The cost of AI, priced in "tokens by the drink," is falling dramatically. All inputs are on a downward cost curve, leading to a hyper-deflationary effect on the price of intelligence. This, in turn, fuels massive demand elasticity as more use cases become economically viable.
While the cost to achieve a fixed capability level (e.g., GPT-4 at launch) has dropped over 100x, overall enterprise spending is increasing. This paradox is explained by powerful multipliers: demand for frontier models, longer reasoning chains, and multi-step agentic workflows that consume exponentially more tokens.
Even as enterprises optimize AI spending for better ROI, overall spend will continue to grow rapidly. The adoption curve for new use cases and new enterprises is so steep that it overwhelms any efficiency gains from optimization, ensuring continued growth for model providers.

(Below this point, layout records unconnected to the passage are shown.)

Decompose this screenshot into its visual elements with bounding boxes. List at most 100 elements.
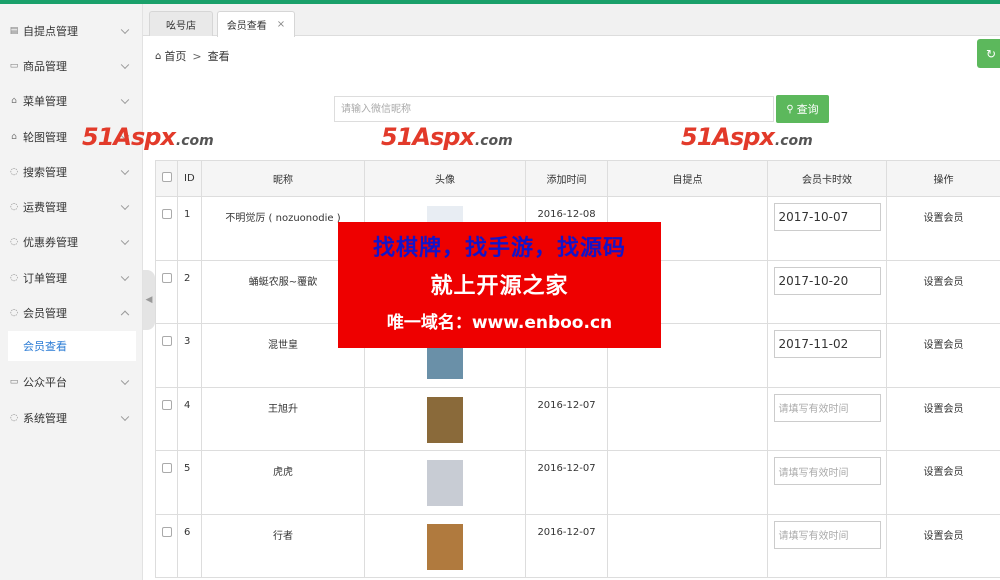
table-row: 4 王旭升 2016-12-07 请填写有效时间 设置会员 <box>155 386 1000 451</box>
row-checkbox[interactable] <box>161 272 172 283</box>
cell-pickup-point <box>607 513 768 578</box>
set-member-link[interactable]: 设置会员 <box>924 467 964 478</box>
chevron-icon <box>120 310 130 320</box>
sidebar-item-label: 菜单管理 <box>23 95 67 109</box>
search-button[interactable]: ⚲ 查询 <box>776 95 829 123</box>
chevron-icon <box>120 25 130 34</box>
tab-store[interactable]: 吆号店 <box>149 11 213 36</box>
chat-icon: ◌ <box>10 237 18 248</box>
cell-expiry: 请填写有效时间 <box>767 450 887 515</box>
sidebar-item[interactable]: ◌ 搜索管理 <box>0 154 142 189</box>
row-checkbox[interactable] <box>161 526 172 537</box>
cell-action: 设置会员 <box>886 196 1000 261</box>
sidebar-item-label: 商品管理 <box>23 59 67 73</box>
chevron-icon <box>120 201 130 211</box>
sidebar-item[interactable]: ▭ 商品管理 <box>0 48 142 83</box>
expiry-date-field[interactable]: 请填写有效时间 <box>773 457 881 485</box>
set-member-link[interactable]: 设置会员 <box>924 277 964 288</box>
watermark-logo: 51Aspx .com <box>681 123 813 151</box>
tab-member-view[interactable]: 会员查看 × <box>217 11 295 37</box>
chevron-icon <box>120 376 130 386</box>
refresh-icon: ↻ <box>986 46 997 61</box>
sidebar-item[interactable]: ◌ 优惠券管理 <box>0 225 142 260</box>
row-checkbox[interactable] <box>161 463 172 473</box>
set-member-link[interactable]: 设置会员 <box>924 531 964 542</box>
column-header: 操作 <box>886 160 1000 197</box>
tab-bar: 吆号店 会员查看 × <box>143 4 1000 37</box>
ad-line-2: 就上开源之家 <box>430 274 569 299</box>
sidebar-item-label: 轮图管理 <box>23 130 67 144</box>
cell-pickup-point <box>607 386 768 451</box>
sidebar-item[interactable]: ▤ 自提点管理 <box>0 13 142 48</box>
list-icon: ▤ <box>9 25 19 36</box>
search-icon: ⚲ <box>786 103 794 115</box>
chat-icon: ◌ <box>10 202 18 213</box>
cell-id: 5 <box>177 450 202 515</box>
cell-added-time: 2016-12-07 <box>525 386 608 451</box>
home-icon: ⌂ <box>155 50 162 62</box>
row-checkbox[interactable] <box>161 209 172 219</box>
expiry-date-field[interactable]: 2017-10-07 <box>773 203 881 231</box>
cell-id: 4 <box>177 386 202 451</box>
chat-icon: ◌ <box>10 412 18 423</box>
sidebar-collapse-handle[interactable]: ◀ <box>143 270 155 330</box>
chat-icon: ◌ <box>10 272 18 283</box>
sidebar-item[interactable]: ◌ 订单管理 <box>0 260 142 295</box>
sidebar-item[interactable]: ◌ 运费管理 <box>0 189 142 224</box>
chevron-icon <box>120 412 130 421</box>
table-header-row: ID 昵称 头像 添加时间 自提点 会员卡时效 操作 <box>155 160 1000 197</box>
breadcrumb: ⌂ 首页 > 查看 <box>155 48 230 64</box>
tab-label: 吆号店 <box>166 20 196 32</box>
row-checkbox[interactable] <box>161 336 172 346</box>
cell-added-time: 2016-12-07 <box>525 450 608 515</box>
column-header: 头像 <box>364 160 526 197</box>
row-checkbox[interactable] <box>161 399 172 410</box>
refresh-button[interactable]: ↻ <box>977 39 1000 68</box>
search-input[interactable] <box>334 96 774 122</box>
column-header: 添加时间 <box>525 160 608 197</box>
chat-icon: ◌ <box>10 166 18 177</box>
column-header: ID <box>177 160 202 197</box>
cell-id: 1 <box>177 196 202 261</box>
cell-action: 设置会员 <box>886 513 1000 578</box>
avatar <box>427 460 463 506</box>
chevron-icon <box>120 272 130 281</box>
search-button-label: 查询 <box>796 103 819 116</box>
sidebar-item[interactable]: ▭ 公众平台 <box>0 365 142 400</box>
chevron-icon <box>120 166 130 175</box>
chevron-icon <box>120 95 130 105</box>
sidebar-item[interactable]: ◌ 系统管理 <box>0 400 142 435</box>
expiry-date-field[interactable]: 请填写有效时间 <box>773 393 881 422</box>
expiry-date-field[interactable]: 请填写有效时间 <box>773 520 881 549</box>
cell-nickname: 王旭升 <box>201 386 365 451</box>
set-member-link[interactable]: 设置会员 <box>924 340 964 351</box>
sidebar-item-label: 公众平台 <box>23 376 67 390</box>
close-icon[interactable]: × <box>277 19 285 30</box>
cell-action: 设置会员 <box>886 450 1000 515</box>
cell-action: 设置会员 <box>886 386 1000 451</box>
sidebar-item-label: 搜索管理 <box>23 165 67 179</box>
sidebar-item-label: 自提点管理 <box>23 24 78 38</box>
breadcrumb-home[interactable]: 首页 <box>164 48 186 64</box>
column-header: 自提点 <box>607 160 768 197</box>
expiry-date-field[interactable]: 2017-10-20 <box>773 266 881 295</box>
sidebar-subitem-member-view[interactable]: 会员查看 <box>8 330 136 361</box>
cell-expiry: 2017-11-02 <box>767 323 887 388</box>
set-member-link[interactable]: 设置会员 <box>924 213 964 224</box>
select-all-checkbox[interactable] <box>161 172 172 182</box>
sidebar-item[interactable]: ◌ 会员管理 <box>0 295 142 330</box>
chevron-icon <box>120 236 130 246</box>
set-member-link[interactable]: 设置会员 <box>924 404 964 415</box>
table-row: 5 虎虎 2016-12-07 请填写有效时间 设置会员 <box>155 450 1000 515</box>
breadcrumb-current: 查看 <box>207 50 230 63</box>
cell-id: 6 <box>177 513 202 578</box>
avatar <box>427 523 463 570</box>
cell-avatar <box>364 386 526 451</box>
cell-id: 2 <box>177 259 202 324</box>
sidebar-item[interactable]: ⌂ 菜单管理 <box>0 84 142 119</box>
column-header: 昵称 <box>201 160 365 197</box>
image-icon: ▭ <box>9 60 19 71</box>
cell-expiry: 2017-10-20 <box>767 259 887 324</box>
sidebar: ▤ 自提点管理 ▭ 商品管理 ⌂ 菜单管理 ⌂ 轮图管理 ◌ 搜索管理 ◌ 运费管理 ◌ 优惠券管理 ◌ 订单… <box>0 4 143 580</box>
expiry-date-field[interactable]: 2017-11-02 <box>773 330 881 358</box>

While the cost for GPT-4 level intelligence has dropped over 100x, total enterprise AI spend is rising. This is driven by multipliers: using larger frontier models for harder tasks, reasoning-heavy workflows that consume more tokens, and complex, multi-turn agentic systems.
While hardware gets cheaper (Moore's Law), the competitive pressure to release superior AI models leads to exponentially larger and more complex systems. This results in a higher number of "tokens burned" per query, making the cost of delivering a useful answer actually increase with each new generation.